Zehn Isernhagener sind der Einladung zum Kennenlernen nach Altwarmbüchen gefolgt. Neugier und eine gesunde Portion Skepsis zeigen sich in den Gesichtern beim ersten Durchstöbern der ausgelegten Wahlziele. Sozial, transparent, bürgernah - das klingt gut, aber mindestens so unkonkret wie eine politische Orientierung irgendwo „links der Mitte“. Die Vorstellung der Akteure lässt nicht viele Fragezeichen verschwinden: ein seit Jahrzehnten politisch interessierter Pirat, ein Linker, der sich selbst „als nicht radikal und sozialisiert“ beschreibt, eine Ex-SPD-Frau, die seit 13 Jahren im größten Ortsrat der Gemeinde sitzt, und ein kommunalpolitisches Urgestein, kürzlich aus Hannover hergezogen, nebst Lebensgefährtin, die „richtig Lust hat, dabei zu sein“. Einen Fraktionszwang soll es nicht geben - dafür individuelle, freie Entscheidungen fernab des Parteibuches. „Aber natürlich streben wir in die gleiche Richtung“, sagt Ute Bobe - Nicken bei ihren Mitstreitern.
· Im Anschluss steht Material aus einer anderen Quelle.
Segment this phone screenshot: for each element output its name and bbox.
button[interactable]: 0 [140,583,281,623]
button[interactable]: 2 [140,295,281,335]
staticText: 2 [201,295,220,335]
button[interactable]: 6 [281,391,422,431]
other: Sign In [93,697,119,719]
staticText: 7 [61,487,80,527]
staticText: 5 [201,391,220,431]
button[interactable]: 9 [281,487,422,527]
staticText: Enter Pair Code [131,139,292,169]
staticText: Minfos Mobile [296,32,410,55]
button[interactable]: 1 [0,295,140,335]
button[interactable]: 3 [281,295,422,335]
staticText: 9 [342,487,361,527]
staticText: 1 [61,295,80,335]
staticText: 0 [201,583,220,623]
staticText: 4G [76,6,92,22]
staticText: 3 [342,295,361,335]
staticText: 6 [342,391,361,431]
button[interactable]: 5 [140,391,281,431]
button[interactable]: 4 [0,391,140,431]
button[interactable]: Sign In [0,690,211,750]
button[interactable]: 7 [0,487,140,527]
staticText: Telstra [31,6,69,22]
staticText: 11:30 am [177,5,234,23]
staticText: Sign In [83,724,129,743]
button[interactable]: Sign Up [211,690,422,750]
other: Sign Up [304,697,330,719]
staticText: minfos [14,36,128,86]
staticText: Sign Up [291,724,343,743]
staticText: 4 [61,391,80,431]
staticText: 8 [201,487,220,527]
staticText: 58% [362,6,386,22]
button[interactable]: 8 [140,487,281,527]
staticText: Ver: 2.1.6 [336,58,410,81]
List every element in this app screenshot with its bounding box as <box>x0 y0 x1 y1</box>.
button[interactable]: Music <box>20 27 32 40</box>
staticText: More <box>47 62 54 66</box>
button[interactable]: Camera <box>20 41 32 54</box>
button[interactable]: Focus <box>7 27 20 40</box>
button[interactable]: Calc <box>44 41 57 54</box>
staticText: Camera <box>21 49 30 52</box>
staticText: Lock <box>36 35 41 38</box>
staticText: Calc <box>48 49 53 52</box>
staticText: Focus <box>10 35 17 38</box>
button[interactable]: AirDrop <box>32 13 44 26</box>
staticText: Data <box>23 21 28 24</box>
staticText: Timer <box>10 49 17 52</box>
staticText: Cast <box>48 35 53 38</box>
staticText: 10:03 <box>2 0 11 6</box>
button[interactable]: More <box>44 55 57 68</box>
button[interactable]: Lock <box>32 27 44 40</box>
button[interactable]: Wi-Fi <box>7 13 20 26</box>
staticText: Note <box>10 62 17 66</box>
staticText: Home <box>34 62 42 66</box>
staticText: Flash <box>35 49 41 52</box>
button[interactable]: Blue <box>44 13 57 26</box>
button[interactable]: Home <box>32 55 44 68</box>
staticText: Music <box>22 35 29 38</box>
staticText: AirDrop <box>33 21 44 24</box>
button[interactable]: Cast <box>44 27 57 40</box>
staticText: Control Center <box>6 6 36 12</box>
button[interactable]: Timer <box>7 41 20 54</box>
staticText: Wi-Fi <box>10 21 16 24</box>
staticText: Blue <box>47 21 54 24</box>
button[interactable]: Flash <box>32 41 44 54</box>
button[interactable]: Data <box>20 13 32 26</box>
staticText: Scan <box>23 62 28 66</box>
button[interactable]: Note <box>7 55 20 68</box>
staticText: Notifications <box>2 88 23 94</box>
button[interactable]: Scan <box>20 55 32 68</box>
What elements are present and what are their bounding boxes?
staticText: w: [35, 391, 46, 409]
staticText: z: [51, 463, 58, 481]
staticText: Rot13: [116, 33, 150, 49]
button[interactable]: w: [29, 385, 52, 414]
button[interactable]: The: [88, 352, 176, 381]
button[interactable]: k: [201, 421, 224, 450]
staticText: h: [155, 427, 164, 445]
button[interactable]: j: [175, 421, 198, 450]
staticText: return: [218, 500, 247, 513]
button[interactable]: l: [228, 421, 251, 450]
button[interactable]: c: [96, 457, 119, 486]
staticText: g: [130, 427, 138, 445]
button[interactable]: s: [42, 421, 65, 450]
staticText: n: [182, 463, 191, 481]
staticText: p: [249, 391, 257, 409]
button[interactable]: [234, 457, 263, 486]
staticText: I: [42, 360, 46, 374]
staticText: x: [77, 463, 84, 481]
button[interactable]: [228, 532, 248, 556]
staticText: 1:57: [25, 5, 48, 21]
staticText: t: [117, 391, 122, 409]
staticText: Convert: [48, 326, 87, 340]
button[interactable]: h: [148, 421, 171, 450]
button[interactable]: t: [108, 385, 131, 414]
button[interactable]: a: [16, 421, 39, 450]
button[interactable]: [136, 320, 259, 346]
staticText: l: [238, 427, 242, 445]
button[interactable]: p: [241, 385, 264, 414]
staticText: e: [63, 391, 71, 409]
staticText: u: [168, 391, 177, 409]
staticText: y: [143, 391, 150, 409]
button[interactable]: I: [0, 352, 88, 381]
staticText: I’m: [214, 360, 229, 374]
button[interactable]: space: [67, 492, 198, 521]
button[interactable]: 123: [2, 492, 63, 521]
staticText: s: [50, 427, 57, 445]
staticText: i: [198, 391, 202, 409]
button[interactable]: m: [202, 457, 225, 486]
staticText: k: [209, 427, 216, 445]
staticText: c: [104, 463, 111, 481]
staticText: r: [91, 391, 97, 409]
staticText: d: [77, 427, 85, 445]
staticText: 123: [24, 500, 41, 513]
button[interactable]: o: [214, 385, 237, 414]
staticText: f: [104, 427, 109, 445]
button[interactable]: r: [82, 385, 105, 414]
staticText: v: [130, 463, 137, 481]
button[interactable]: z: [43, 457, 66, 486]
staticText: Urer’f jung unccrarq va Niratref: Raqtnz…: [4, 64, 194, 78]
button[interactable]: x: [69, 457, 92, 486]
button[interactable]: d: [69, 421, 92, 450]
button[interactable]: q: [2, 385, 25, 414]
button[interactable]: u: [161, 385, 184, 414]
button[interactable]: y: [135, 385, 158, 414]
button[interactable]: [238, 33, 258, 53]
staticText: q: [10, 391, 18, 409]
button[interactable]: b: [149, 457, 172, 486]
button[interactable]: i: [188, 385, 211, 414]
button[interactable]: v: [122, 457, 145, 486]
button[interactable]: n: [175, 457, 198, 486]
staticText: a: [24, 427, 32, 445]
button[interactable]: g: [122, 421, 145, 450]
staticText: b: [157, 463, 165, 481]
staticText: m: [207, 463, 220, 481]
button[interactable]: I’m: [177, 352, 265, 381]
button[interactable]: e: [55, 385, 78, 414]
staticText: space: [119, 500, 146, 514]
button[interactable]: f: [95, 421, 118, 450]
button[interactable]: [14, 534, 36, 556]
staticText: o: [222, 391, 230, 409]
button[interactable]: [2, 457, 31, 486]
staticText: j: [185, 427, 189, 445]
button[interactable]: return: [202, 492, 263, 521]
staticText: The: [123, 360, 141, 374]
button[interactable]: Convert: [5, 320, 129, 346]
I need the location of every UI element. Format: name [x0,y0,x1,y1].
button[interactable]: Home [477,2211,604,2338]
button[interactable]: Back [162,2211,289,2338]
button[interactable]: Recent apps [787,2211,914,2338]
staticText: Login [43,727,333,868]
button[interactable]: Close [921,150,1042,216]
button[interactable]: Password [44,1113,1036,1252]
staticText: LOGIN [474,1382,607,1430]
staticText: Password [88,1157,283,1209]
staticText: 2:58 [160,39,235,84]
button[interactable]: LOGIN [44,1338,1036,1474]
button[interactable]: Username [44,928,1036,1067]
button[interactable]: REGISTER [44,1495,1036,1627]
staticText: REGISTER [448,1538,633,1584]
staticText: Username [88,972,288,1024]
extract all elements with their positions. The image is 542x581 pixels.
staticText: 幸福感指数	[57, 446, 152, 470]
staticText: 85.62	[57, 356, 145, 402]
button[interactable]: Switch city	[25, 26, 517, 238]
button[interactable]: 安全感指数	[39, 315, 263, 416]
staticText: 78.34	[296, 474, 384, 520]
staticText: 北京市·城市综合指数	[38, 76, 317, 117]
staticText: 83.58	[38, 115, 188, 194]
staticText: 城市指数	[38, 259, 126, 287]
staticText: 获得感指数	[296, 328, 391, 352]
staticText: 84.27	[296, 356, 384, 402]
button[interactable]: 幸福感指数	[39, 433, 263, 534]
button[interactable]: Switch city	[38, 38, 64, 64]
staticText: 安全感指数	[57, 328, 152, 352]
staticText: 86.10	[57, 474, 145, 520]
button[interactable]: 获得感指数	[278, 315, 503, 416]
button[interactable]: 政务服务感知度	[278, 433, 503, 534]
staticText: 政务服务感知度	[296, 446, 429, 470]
Erst bei den konkreten Themen werden auch die Zuhörer redselig. Das Wahlprogramm bedient viele Bedürfnisse, so scheint es: Wirtschaftliche Interessen sollen in Isernhagen nicht mehr oberste Priorität haben. Der soziale Wohnraum müsse kommen, Ältere wieder eine Chance haben, vom Eigenheim in günstige Wohnungen zu wechseln. Wo soll das möglich sein? Im zweiten Teil der Wietzeaue und vielleicht auf dem Gelände der Christophoruskirche.

Transparenz ist das goldene Wort, wenn es um das Verhältnis von Rathaus und Bürgern geht. Die Sanierungssatzung, die gerade mehr als 1200 Eigentümer im Zentrum ärgert, wird zum Paradebeispiel. „Wir müssen von der Verwaltung immer wieder selbst Informationen einfordern. Das geht so nicht“, kritisiert Bobe. Die Abwasserbeseitigung, die Grundversorgung mit Strom und Gas: All das soll die Gemeinde wieder in die eigenen Hände nehmen. Mit Schüler-, Senioren- und Kita-Parlamenten soll das Mitspracherecht der Bürger gestärkt werden.

Wie lässt sich das schaffen? Natürlich: „Nur gemeinsam. Wir brauchen Ihre Ideen und Unterstützung“, wirbt Hans Lauterwald. Die Diskussionen werden im Laufe des Abends offener, das Kennenlernen ist geglückt. Der Wahlkampf hat begonnen - links der Mitte.